Migrating elasticsearch data

Hey Everyone,

I have this situation that I have a disconnected elasticsearch[1] environment and I need to transfer the data to another elasticsearch[2] cluster.
I was thinking to export all of the data from [1] to a Json file (with log stash pipeline) and transfer the Json file to the [2] cluster, then using the bulk api for importing the indices.

Is there any better way to perform this operation given that the clusters[1]+[2] are not connected via the internet?

hi Shahaf
A more fast way is SnapShot/Restore.

Hey @wangqinghuan
I did not mention that I am not allowed to change elasticsearch configuration (for adding "path") to the elasticsearch.yml.
Therefor I am trying to export elasticsearch indices to a Json file and import it with bulk api to another cluster.

This is my logstash pipeline:
input {
elasticsearch {
hosts => "localhost:9200"
index => "*"
docinfo => true
size => 10000
}
}

output {
file {
path => "/var/log/logstash/index.json"
codec => json_lines
}
}

After getting the Json file, the bulk api does not seems to work for the second cluster, am I doing anything wrong?

Bulk api:
curl -v -H 'Content-Type: application/x-ndjson' -XPOST 'localhost:9200/_bulk?pretty' --data-binary @/var/log/logstash/index.json

Does the index.json contain action_and_meta_data lines? A standard JSON structure that bulk API expects:

{ "index" : { "_index" : "test", "_id" : "1" } }
{ "field1" : "value1" }

You could use elasticdump: https://www.npmjs.com/package/elasticdump

@wangqinghuan
This is probably my issue, my file does not have the first line:
{ "index" : { "_index" : "test", "_id" : "1" } }

How can I export all of my indices to one file with the structured you mentioned using logstash pipeline?

@sspilleman
This way requires from me configuration changes which in my case is not an option.
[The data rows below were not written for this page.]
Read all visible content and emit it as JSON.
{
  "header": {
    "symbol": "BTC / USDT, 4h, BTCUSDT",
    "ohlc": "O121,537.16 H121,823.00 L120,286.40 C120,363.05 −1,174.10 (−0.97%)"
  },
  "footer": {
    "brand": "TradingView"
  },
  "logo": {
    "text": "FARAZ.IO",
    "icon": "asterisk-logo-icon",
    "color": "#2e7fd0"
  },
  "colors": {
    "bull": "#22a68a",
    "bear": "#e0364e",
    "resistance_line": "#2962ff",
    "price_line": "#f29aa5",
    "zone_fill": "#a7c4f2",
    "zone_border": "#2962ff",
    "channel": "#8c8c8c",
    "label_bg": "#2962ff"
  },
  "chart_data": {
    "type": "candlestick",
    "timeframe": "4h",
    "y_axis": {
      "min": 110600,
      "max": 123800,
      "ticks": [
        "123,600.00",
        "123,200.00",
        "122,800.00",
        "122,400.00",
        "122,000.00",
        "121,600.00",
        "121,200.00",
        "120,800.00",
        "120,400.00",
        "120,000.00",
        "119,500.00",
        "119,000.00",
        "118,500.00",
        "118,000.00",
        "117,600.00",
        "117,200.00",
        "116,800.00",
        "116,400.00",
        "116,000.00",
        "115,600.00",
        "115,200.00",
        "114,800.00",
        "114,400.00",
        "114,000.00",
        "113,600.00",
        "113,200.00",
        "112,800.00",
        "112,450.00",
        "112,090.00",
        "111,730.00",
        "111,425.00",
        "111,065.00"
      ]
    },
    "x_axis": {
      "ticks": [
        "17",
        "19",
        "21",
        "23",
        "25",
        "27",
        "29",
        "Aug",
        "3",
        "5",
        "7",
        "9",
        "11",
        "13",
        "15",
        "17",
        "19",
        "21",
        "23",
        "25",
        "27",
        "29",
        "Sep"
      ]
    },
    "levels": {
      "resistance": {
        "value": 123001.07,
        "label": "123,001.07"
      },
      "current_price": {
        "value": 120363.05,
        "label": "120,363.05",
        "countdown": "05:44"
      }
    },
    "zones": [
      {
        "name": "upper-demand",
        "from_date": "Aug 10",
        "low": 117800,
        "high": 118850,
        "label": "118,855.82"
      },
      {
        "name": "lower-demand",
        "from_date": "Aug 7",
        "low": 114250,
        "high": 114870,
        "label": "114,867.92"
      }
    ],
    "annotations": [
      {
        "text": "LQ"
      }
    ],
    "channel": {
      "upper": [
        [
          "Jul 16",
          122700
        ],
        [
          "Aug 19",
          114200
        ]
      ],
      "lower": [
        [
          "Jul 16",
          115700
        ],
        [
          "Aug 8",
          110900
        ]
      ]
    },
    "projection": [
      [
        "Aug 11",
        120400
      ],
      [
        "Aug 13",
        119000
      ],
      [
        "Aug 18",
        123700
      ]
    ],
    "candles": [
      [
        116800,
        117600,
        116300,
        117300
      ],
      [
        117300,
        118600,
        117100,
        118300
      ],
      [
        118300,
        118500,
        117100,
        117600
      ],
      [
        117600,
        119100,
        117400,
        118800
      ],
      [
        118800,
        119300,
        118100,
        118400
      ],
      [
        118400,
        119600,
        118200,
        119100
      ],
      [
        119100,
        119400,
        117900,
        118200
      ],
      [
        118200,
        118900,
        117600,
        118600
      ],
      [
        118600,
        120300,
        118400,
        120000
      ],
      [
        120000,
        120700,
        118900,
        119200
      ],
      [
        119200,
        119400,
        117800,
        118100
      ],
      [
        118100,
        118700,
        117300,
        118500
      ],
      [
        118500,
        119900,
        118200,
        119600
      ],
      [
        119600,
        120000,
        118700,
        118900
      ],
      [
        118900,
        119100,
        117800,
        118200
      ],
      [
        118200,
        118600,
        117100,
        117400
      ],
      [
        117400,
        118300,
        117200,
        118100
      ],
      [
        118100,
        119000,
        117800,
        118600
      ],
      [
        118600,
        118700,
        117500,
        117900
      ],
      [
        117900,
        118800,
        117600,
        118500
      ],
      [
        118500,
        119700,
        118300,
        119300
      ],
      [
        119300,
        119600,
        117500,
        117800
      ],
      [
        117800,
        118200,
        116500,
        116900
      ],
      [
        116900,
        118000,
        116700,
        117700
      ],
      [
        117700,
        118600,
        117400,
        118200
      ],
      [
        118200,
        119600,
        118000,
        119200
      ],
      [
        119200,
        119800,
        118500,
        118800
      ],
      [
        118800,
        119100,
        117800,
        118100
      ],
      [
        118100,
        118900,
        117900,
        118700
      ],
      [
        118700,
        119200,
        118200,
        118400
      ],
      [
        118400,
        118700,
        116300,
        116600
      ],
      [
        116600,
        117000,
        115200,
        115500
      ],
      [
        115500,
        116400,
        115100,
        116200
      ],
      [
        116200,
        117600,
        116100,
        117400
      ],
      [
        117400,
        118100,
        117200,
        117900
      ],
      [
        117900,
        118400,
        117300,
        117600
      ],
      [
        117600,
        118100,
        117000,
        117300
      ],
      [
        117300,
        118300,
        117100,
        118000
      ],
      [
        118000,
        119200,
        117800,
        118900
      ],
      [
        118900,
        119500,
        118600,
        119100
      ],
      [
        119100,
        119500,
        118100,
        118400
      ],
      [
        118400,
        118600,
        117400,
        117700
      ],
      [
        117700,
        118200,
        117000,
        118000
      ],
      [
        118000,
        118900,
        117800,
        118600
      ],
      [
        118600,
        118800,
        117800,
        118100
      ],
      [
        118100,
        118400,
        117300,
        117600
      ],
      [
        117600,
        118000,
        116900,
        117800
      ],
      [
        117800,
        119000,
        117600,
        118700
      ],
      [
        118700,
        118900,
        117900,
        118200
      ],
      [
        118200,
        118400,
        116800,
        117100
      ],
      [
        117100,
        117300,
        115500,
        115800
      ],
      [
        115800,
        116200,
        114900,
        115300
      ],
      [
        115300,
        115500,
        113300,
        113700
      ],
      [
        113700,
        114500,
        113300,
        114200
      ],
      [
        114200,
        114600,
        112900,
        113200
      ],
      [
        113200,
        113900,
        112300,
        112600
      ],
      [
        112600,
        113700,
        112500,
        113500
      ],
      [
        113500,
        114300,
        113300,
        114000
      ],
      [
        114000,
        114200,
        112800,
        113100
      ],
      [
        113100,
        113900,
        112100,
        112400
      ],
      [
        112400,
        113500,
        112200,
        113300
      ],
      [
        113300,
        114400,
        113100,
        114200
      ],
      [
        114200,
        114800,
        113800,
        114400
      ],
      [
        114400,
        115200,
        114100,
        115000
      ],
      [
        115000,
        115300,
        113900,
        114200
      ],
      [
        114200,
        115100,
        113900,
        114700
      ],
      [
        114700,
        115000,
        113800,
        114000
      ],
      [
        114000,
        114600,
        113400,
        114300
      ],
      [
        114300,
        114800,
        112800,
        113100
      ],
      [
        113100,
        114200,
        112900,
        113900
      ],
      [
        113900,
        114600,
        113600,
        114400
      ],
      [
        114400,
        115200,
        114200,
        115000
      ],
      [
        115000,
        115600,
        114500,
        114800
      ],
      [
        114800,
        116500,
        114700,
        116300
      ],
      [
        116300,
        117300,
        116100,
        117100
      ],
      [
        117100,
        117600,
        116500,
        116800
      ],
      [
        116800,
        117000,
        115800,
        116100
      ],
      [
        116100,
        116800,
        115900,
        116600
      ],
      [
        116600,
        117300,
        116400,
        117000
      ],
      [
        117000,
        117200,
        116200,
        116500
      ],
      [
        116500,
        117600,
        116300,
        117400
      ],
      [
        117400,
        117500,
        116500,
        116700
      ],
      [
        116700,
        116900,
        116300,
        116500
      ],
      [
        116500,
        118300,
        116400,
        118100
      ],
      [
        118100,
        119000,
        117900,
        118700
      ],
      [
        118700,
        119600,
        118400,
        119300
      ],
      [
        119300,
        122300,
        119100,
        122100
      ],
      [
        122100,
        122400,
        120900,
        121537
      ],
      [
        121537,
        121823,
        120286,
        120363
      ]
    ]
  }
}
I don't know how to export meta_data line with logstash pipeline. However, you can use logstash to import index.json into your new Elasticsearch cluster.

I found this python script

#!/usr/bin/env python3
filepath = '<PATH TO JSON FILE>'
metadata='{ "index": { "_index": "INDEX_NAME", "_type": "_doc" }}'
with open(filepath, mode="r",encoding="utf-8") as my_file:
    for line in my_file:
        print(metadata)
        print(line.rstrip("\n"))

And I ran it against the exported Json I got from the first Elasticsearch cluster, this script added the missing action_and_meta_data lines, then I could use the bulk api to push it to the second elasticsearch cluster.

If there is a way to export the data in the following format:

{ "index" : { "_index" : "test", "_id" : "1" } }
{ "field1" : "value1" }

it will be the preferred way.

Anyway, thanks you for your help @wangqinghuan !

This topic was automatically closed 28 days after the last reply. New replies are no longer allowed.